Neil Gropen, who previously worked for a museum, found what he called a handmade white supremacist shield, which he called the “object of the devil,” on Sunday morning.
Gropen blamed white nationalists for Saturday’s violence but also pointed the figure at aggressive protesters for provoking the right wing racists.
“Don’t provoke them,” he said. “You have a dog in a cage. How many times do you have to rattle the car before he snaps at you?”
Lifelong resident Chuck Moran was overcome with emotion as he reflected at how recent events had redefined the city in the eyes of the nation.
“Having these hate-mongers come to my city it just broke my heart. It really did,” Moran said.
Two residents pointed to decades of gentrification as a reason why many low-income African Americans have felt shunned by their own city.
Soon after white supremacist Dylann Roof murdered nine African Americans in a Charleston, South Carolina, church in 2015, many in Charlottesville started highlighting the towns’ deepening economic divide. Some also agree with African-Americans activists who have called for Confederate leaders’ statues to be removed and to rename parks the monuments stand in.
Charlottesville’s city council voted to remove two statues, but there has since been a delay due to a pending legal case, which has allowed white nationalist to use the issue as a focus of protests.
Though many white nationalists, neo-Nazis and radical counter-protesters came from outside Charlottesville, residents said white nationalism was embedded in the community.
Kessler, who organized Saturday’s rally, is a Charlottesville resident. Richard Spencer, the man who is considered to have coined the term “alt-right,” went to school at the University of Virginia, which is based here.

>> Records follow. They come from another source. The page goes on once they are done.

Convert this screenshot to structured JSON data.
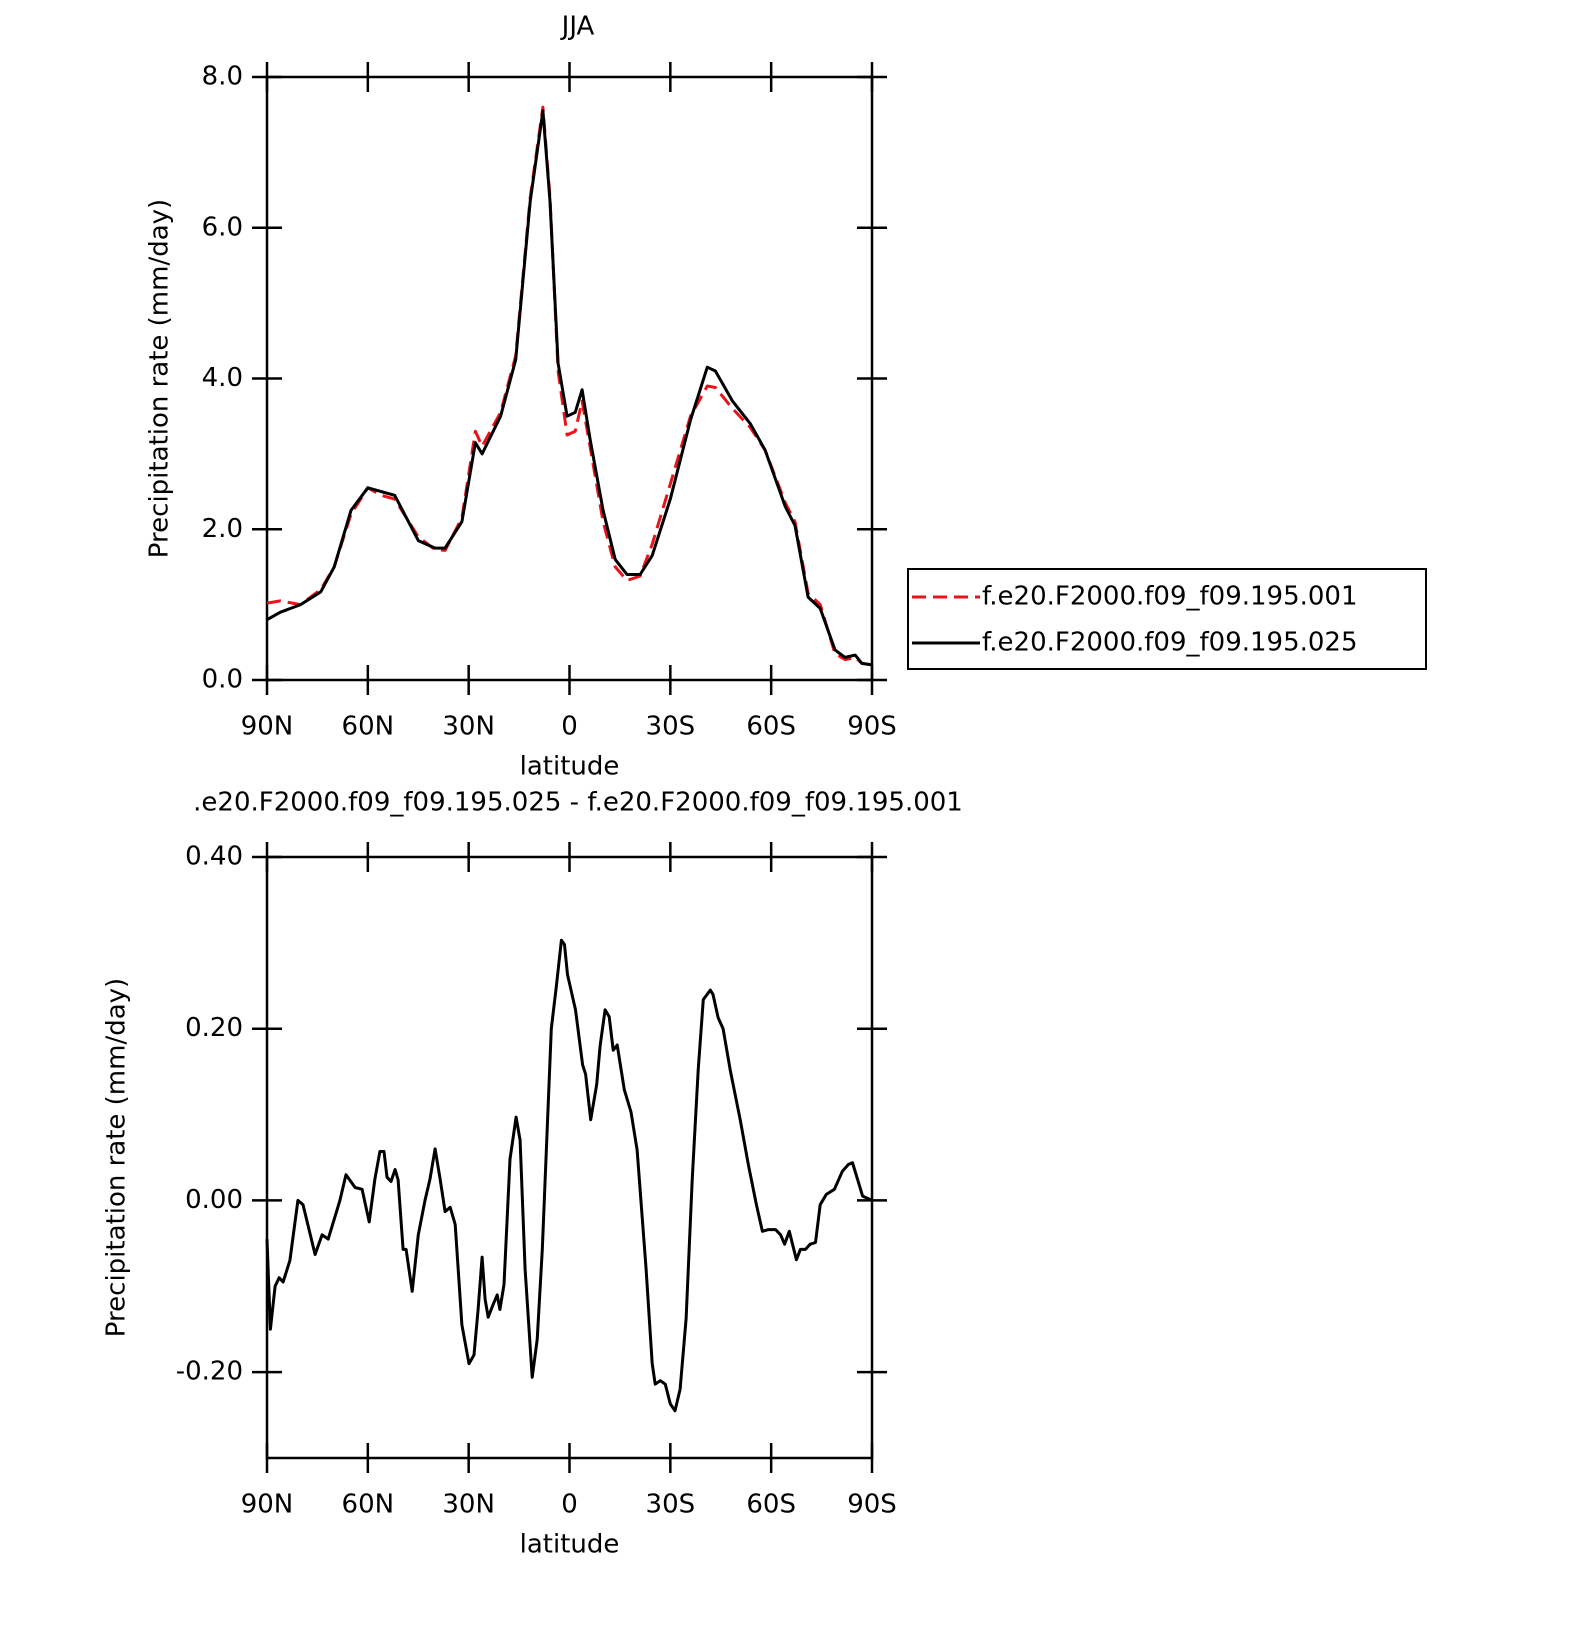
{
  "chart_data": [
    {
      "type": "line",
      "title": "JJA",
      "xlabel": "latitude",
      "ylabel": "Precipitation rate (mm/day)",
      "x": [
        90,
        86,
        80,
        74,
        70,
        65,
        60,
        56,
        52,
        45,
        40,
        37,
        32,
        28,
        26,
        20.5,
        16,
        11.7,
        7.9,
        5.8,
        3.4,
        0.7,
        -1.7,
        -3.75,
        -6.1,
        -10,
        -13.6,
        -17.1,
        -21,
        -24.6,
        -30,
        -36,
        -41,
        -43.4,
        -48.5,
        -53.8,
        -58.2,
        -64.2,
        -67.1,
        -71,
        -74.6,
        -79,
        -82,
        -85,
        -87,
        -90
      ],
      "series": [
        {
          "name": "f.e20.F2000.f09_f09.195.001",
          "color": "#e8141b",
          "dashed": true,
          "values": [
            1.02,
            1.05,
            1.0,
            1.2,
            1.5,
            2.2,
            2.55,
            2.45,
            2.4,
            1.9,
            1.73,
            1.72,
            2.15,
            3.3,
            3.1,
            3.55,
            4.3,
            6.4,
            7.6,
            6.4,
            4.1,
            3.25,
            3.3,
            3.7,
            3.1,
            2.1,
            1.5,
            1.32,
            1.38,
            1.8,
            2.6,
            3.5,
            3.9,
            3.88,
            3.6,
            3.35,
            3.05,
            2.35,
            2.1,
            1.15,
            1.0,
            0.35,
            0.27,
            0.3,
            0.22,
            0.2
          ]
        },
        {
          "name": "f.e20.F2000.f09_f09.195.025",
          "color": "#000000",
          "dashed": false,
          "values": [
            0.8,
            0.9,
            1.0,
            1.17,
            1.5,
            2.25,
            2.55,
            2.5,
            2.45,
            1.85,
            1.75,
            1.75,
            2.1,
            3.15,
            3.0,
            3.5,
            4.25,
            6.35,
            7.55,
            6.35,
            4.2,
            3.5,
            3.55,
            3.85,
            3.2,
            2.25,
            1.6,
            1.4,
            1.4,
            1.65,
            2.4,
            3.45,
            4.15,
            4.1,
            3.7,
            3.4,
            3.05,
            2.3,
            2.05,
            1.1,
            0.95,
            0.4,
            0.3,
            0.33,
            0.22,
            0.2
          ]
        }
      ],
      "xlim": [
        90,
        -90
      ],
      "xticks": [
        {
          "value": 90,
          "label": "90N"
        },
        {
          "value": 60,
          "label": "60N"
        },
        {
          "value": 30,
          "label": "30N"
        },
        0,
        {
          "value": -30,
          "label": "30S"
        },
        {
          "value": -60,
          "label": "60S"
        },
        {
          "value": -90,
          "label": "90S"
        }
      ],
      "ylim": [
        0,
        8
      ],
      "yticks": [
        {
          "value": 0,
          "label": "0.0"
        },
        {
          "value": 2,
          "label": "2.0"
        },
        {
          "value": 4,
          "label": "4.0"
        },
        {
          "value": 6,
          "label": "6.0"
        },
        {
          "value": 8,
          "label": "8.0"
        }
      ],
      "legend": "right"
    },
    {
      "type": "line",
      "title": ".e20.F2000.f09_f09.195.025 - f.e20.F2000.f09_f09.195.001",
      "xlabel": "latitude",
      "ylabel": "Precipitation rate (mm/day)",
      "x": [
        90,
        89,
        87.6,
        86.4,
        85.2,
        83.2,
        80.8,
        79.3,
        75.7,
        73.6,
        71.8,
        68.3,
        66.5,
        63.8,
        61.7,
        59.6,
        57.9,
        56.4,
        55.2,
        54.3,
        53.1,
        51.9,
        51,
        49.5,
        48.6,
        46.8,
        45,
        43,
        41.5,
        40,
        38.5,
        37,
        35.5,
        34,
        32,
        29.9,
        28.4,
        27.2,
        26,
        25.1,
        24.2,
        22.7,
        21.5,
        20.7,
        19.5,
        17.7,
        15.9,
        14.7,
        13.2,
        11.1,
        9.6,
        8.1,
        5.4,
        3.9,
        2.4,
        1.5,
        0.6,
        -1.8,
        -3.9,
        -4.8,
        -6.3,
        -8.1,
        -9.1,
        -10.6,
        -11.8,
        -13,
        -14.2,
        -16.3,
        -18.3,
        -20.1,
        -22.8,
        -24.6,
        -25.5,
        -27,
        -28.5,
        -30,
        -31.4,
        -32.9,
        -34.7,
        -36.5,
        -38.3,
        -39.8,
        -41.9,
        -42.7,
        -44.2,
        -45.7,
        -47.8,
        -50.8,
        -53.2,
        -55.6,
        -57.4,
        -59.2,
        -61.3,
        -62.8,
        -64,
        -65.4,
        -67.5,
        -68.7,
        -70.2,
        -71.6,
        -73.2,
        -74.6,
        -76.4,
        -78.8,
        -81.2,
        -83,
        -84.2,
        -87.2,
        -90
      ],
      "values": [
        -0.045,
        -0.15,
        -0.1,
        -0.09,
        -0.095,
        -0.07,
        0.0,
        -0.005,
        -0.063,
        -0.04,
        -0.045,
        0.0,
        0.03,
        0.015,
        0.013,
        -0.025,
        0.025,
        0.057,
        0.057,
        0.027,
        0.022,
        0.036,
        0.024,
        -0.057,
        -0.057,
        -0.106,
        -0.04,
        0.0,
        0.025,
        0.06,
        0.025,
        -0.013,
        -0.008,
        -0.028,
        -0.145,
        -0.19,
        -0.18,
        -0.127,
        -0.066,
        -0.115,
        -0.136,
        -0.121,
        -0.11,
        -0.127,
        -0.098,
        0.048,
        0.097,
        0.07,
        -0.08,
        -0.206,
        -0.162,
        -0.057,
        0.2,
        0.25,
        0.303,
        0.298,
        0.263,
        0.222,
        0.158,
        0.147,
        0.094,
        0.135,
        0.18,
        0.222,
        0.214,
        0.175,
        0.181,
        0.129,
        0.103,
        0.059,
        -0.08,
        -0.19,
        -0.214,
        -0.21,
        -0.214,
        -0.237,
        -0.245,
        -0.22,
        -0.138,
        0.024,
        0.152,
        0.234,
        0.245,
        0.24,
        0.213,
        0.2,
        0.152,
        0.094,
        0.042,
        -0.005,
        -0.036,
        -0.034,
        -0.034,
        -0.04,
        -0.051,
        -0.036,
        -0.069,
        -0.057,
        -0.057,
        -0.051,
        -0.049,
        -0.005,
        0.007,
        0.013,
        0.034,
        0.042,
        0.044,
        0.005,
        0.0
      ],
      "color": "#000000",
      "xlim": [
        90,
        -90
      ],
      "xticks": [
        {
          "value": 90,
          "label": "90N"
        },
        {
          "value": 60,
          "label": "60N"
        },
        {
          "value": 30,
          "label": "30N"
        },
        0,
        {
          "value": -30,
          "label": "30S"
        },
        {
          "value": -60,
          "label": "60S"
        },
        {
          "value": -90,
          "label": "90S"
        }
      ],
      "ylim": [
        -0.3,
        0.4
      ],
      "yticks": [
        {
          "value": -0.2,
          "label": "-0.20"
        },
        {
          "value": 0,
          "label": "0.00"
        },
        {
          "value": 0.2,
          "label": "0.20"
        },
        {
          "value": 0.4,
          "label": "0.40"
        }
      ]
    }
  ]
}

Now that the beginning of the school year is approaching, Williams, the teacher, said she was hoping other local educators would help students have open and frank discussions about what happened.

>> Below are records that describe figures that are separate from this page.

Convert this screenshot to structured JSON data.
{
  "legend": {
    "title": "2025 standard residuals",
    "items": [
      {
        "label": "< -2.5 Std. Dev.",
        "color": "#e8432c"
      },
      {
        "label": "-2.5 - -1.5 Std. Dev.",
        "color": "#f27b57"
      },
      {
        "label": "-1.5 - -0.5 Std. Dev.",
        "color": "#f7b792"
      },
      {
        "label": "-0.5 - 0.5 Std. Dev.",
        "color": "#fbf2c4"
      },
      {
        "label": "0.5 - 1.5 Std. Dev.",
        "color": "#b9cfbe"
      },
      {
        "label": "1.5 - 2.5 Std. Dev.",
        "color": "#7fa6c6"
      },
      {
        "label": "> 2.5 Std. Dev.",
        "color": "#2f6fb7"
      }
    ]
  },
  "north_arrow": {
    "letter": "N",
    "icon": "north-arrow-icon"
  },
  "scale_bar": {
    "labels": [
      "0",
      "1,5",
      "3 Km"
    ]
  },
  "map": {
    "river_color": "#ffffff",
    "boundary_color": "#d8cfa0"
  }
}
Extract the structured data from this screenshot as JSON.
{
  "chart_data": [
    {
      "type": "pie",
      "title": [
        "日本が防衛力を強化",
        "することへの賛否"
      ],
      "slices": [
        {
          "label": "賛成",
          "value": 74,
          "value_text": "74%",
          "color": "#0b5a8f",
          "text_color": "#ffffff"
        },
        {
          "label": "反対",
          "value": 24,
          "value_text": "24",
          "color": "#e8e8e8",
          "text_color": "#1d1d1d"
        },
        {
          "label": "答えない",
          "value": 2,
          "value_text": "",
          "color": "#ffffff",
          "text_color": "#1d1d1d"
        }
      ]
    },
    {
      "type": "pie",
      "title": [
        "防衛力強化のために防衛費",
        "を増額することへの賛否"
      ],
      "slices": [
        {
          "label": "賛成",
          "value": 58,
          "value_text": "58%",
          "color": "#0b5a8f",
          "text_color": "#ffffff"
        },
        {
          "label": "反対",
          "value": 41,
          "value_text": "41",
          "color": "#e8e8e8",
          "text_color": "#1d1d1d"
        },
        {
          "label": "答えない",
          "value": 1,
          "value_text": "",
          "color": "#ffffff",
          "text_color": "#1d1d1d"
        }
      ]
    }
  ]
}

“The guy who drove the car reportedly was 20 years old,” she said. “You know I teach high school and we need to talk about this with the kids — all of it.”
Still, Williams said she was afraid that some teachers would want to move on from the subject quickly.
Though a somber feeling lingers over Charlottesville, all those interviewed said they were not fearful about living in their town.
“‘No hate, no fear,’ that’s what we’ve been chanting,” said Williams, adding that wasn’t the whole answer.
“We have to talk to each other, but we also have to work to address the real problems that exist in the foundations of our community,” she said. “If all we do is say ‘let’s love,’ there’s more work to be done than that.”